A few similar statements, 1907-1931, from miscellaneous non-Hippodrome performances, particularly the Ripples Company, 1930, are also included.
Correspondence, circulars, memoranda, meeting notices, minutes, tickets, invitations, programs, legal and financial documents, reports, publications, lists of members, membership applications, death announcements, and Burnside's membership cards and club bills, date from the 1890s-1940s with the bulk from the 1920s. These come from the many theatrical clubs and organizations, mostly in New York City, to which Burnside belonged, or with which he dealt. Approximately one third of this material comes from the New York City theatrical club The Lambs, to which Burnside belonged from 1898 until his death. Lambs records reflect Burnside's activities as an official, committee member, and organizer of some of the club's “gambols.” The Friars (with letters signed by George M. Cohan as “Abbot”), Green Room, and Lotus clubs are also well represented. Other organizations include: Actors' Equity Association; Actors Fund of America; American Society of Composers, Authors, and Publishers (ASCAP); Catholic Actors' Guild; Huckleberry Indians; the Masquers (Hollywood); the Players; the Sixty Club; Society of American Dramatists and Composers; St. Cecile Lodge No. 568, a Masonic lodge; the Strollers; United Managers' Protective Association; White Rats Actors' Union of America; and miscellaneous groups.
Some non-theatrical organizations, mostly athletic or social clubs, including the New York Athletic Association, the City Club of New York, and some Ridgewood organizations are also included.
Of note are two very long good luck telegrams (False Faces, 1927 and China Rose, 1925)sent to Burnside by The Lambs and signed by many members. These, and some other oversized club records, are in box 119.

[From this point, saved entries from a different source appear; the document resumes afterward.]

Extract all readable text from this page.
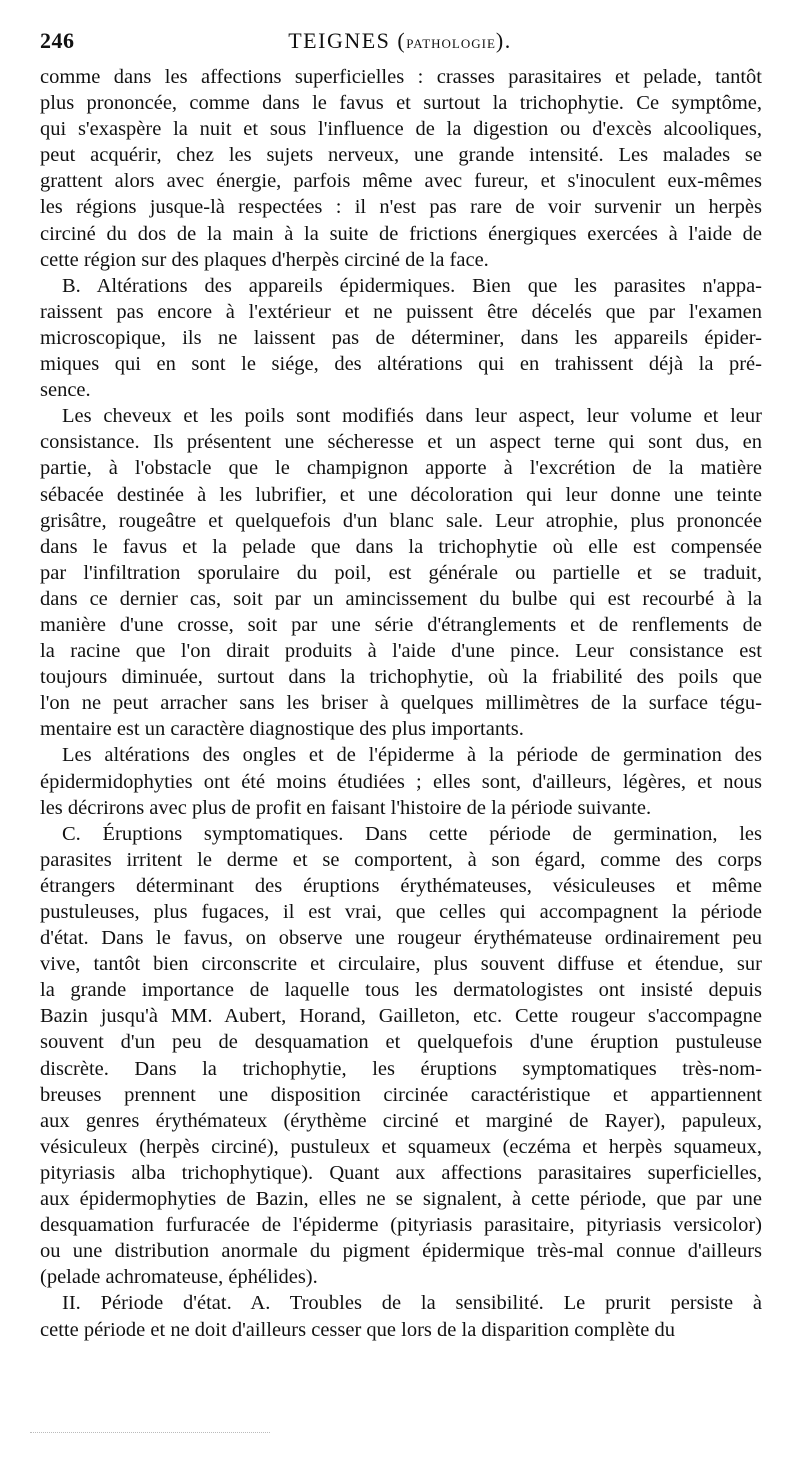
246	TEIGNES (PATHOLOGIE).
comme dans les affections superficielles : crasses parasitaires et pelade, tantôt
plus prononcée, comme dans le favus et surtout la trichophytie. Ce symptôme,
qui s'exaspère la nuit et sous l'influence de la digestion ou d'excès alcooliques,
peut acquérir, chez les sujets nerveux, une grande intensité. Les malades se
grattent alors avec énergie, parfois même avec fureur, et s'inoculent eux-mêmes
les régions jusque-là respectées : il n'est pas rare de voir survenir un herpès
circiné du dos de la main à la suite de frictions énergiques exercées à l'aide de
cette région sur des plaques d'herpès circiné de la face.
B. Altérations des appareils épidermiques. Bien que les parasites n'appa-
raissent pas encore à l'extérieur et ne puissent être décelés que par l'examen
microscopique, ils ne laissent pas de déterminer, dans les appareils épider-
miques qui en sont le siége, des altérations qui en trahissent déjà la pré-
sence.
Les cheveux et les poils sont modifiés dans leur aspect, leur volume et leur
consistance. Ils présentent une sécheresse et un aspect terne qui sont dus, en
partie, à l'obstacle que le champignon apporte à l'excrétion de la matière
sébacée destinée à les lubrifier, et une décoloration qui leur donne une teinte
grisâtre, rougeâtre et quelquefois d'un blanc sale. Leur atrophie, plus prononcée
dans le favus et la pelade que dans la trichophytie où elle est compensée
par l'infiltration sporulaire du poil, est générale ou partielle et se traduit,
dans ce dernier cas, soit par un amincissement du bulbe qui est recourbé à la
manière d'une crosse, soit par une série d'étranglements et de renflements de
la racine que l'on dirait produits à l'aide d'une pince. Leur consistance est
toujours diminuée, surtout dans la trichophytie, où la friabilité des poils que
l'on ne peut arracher sans les briser à quelques millimètres de la surface tégu-
mentaire est un caractère diagnostique des plus importants.
Les altérations des ongles et de l'épiderme à la période de germination des
épidermidophyties ont été moins étudiées ; elles sont, d'ailleurs, légères, et nous
les décrirons avec plus de profit en faisant l'histoire de la période suivante.
C. Éruptions symptomatiques. Dans cette période de germination, les
parasites irritent le derme et se comportent, à son égard, comme des corps
étrangers déterminant des éruptions érythémateuses, vésiculeuses et même
pustuleuses, plus fugaces, il est vrai, que celles qui accompagnent la période
d'état. Dans le favus, on observe une rougeur érythémateuse ordinairement peu
vive, tantôt bien circonscrite et circulaire, plus souvent diffuse et étendue, sur
la grande importance de laquelle tous les dermatologistes ont insisté depuis
Bazin jusqu'à MM. Aubert, Horand, Gailleton, etc. Cette rougeur s'accompagne
souvent d'un peu de desquamation et quelquefois d'une éruption pustuleuse
discrète. Dans la trichophytie, les éruptions symptomatiques très-nom-
breuses prennent une disposition circinée caractéristique et appartiennent
aux genres érythémateux (érythème circiné et marginé de Rayer), papuleux,
vésiculeux (herpès circiné), pustuleux et squameux (eczéma et herpès squameux,
pityriasis alba trichophytique). Quant aux affections parasitaires superficielles,
aux épidermophyties de Bazin, elles ne se signalent, à cette période, que par une
desquamation furfuracée de l'épiderme (pityriasis parasitaire, pityriasis versicolor)
ou une distribution anormale du pigment épidermique très-mal connue d'ailleurs
(pelade achromateuse, éphélides).
II. Période d'état. A. Troubles de la sensibilité. Le prurit persiste à
cette période et ne doit d'ailleurs cesser que lors de la disparition complète du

Included are 27 appointment books, 1897-1948; a few rough memorandum books; a few address books and fragments of address books; stenographic notebooks containing notes for letters and manuscripts; and clippings, ca. 1900s-1940s of articles mostly about Burnside and his work, and jokes and cartoons (some with annotations) that he was probably gathering as ideas for shows. Also, photographs of Burnside and members of his family; postcards showing his house in Ridgewood; publicity photographs of acts (similar to those accompanying letters in the correspondence series); and three contact prints showing the stage set for Miss Millions and an unidentified production. Miscellaneous printed material includes programs; business cards (Burnside's and others'); advertising material; and performers' brochures. Of note are two souvenir books from the Hippodrome, 1912-1912 and undated, and one issue, 1917, of the Hippodrome Ushers' Gazette.
Also included are typescript newspaper and radio interviews, press releases, and announcements, ca. 1920s-1940s, largely concerning Burnside and the Hippodrome, and some school papers belonging to Burnside's daughters.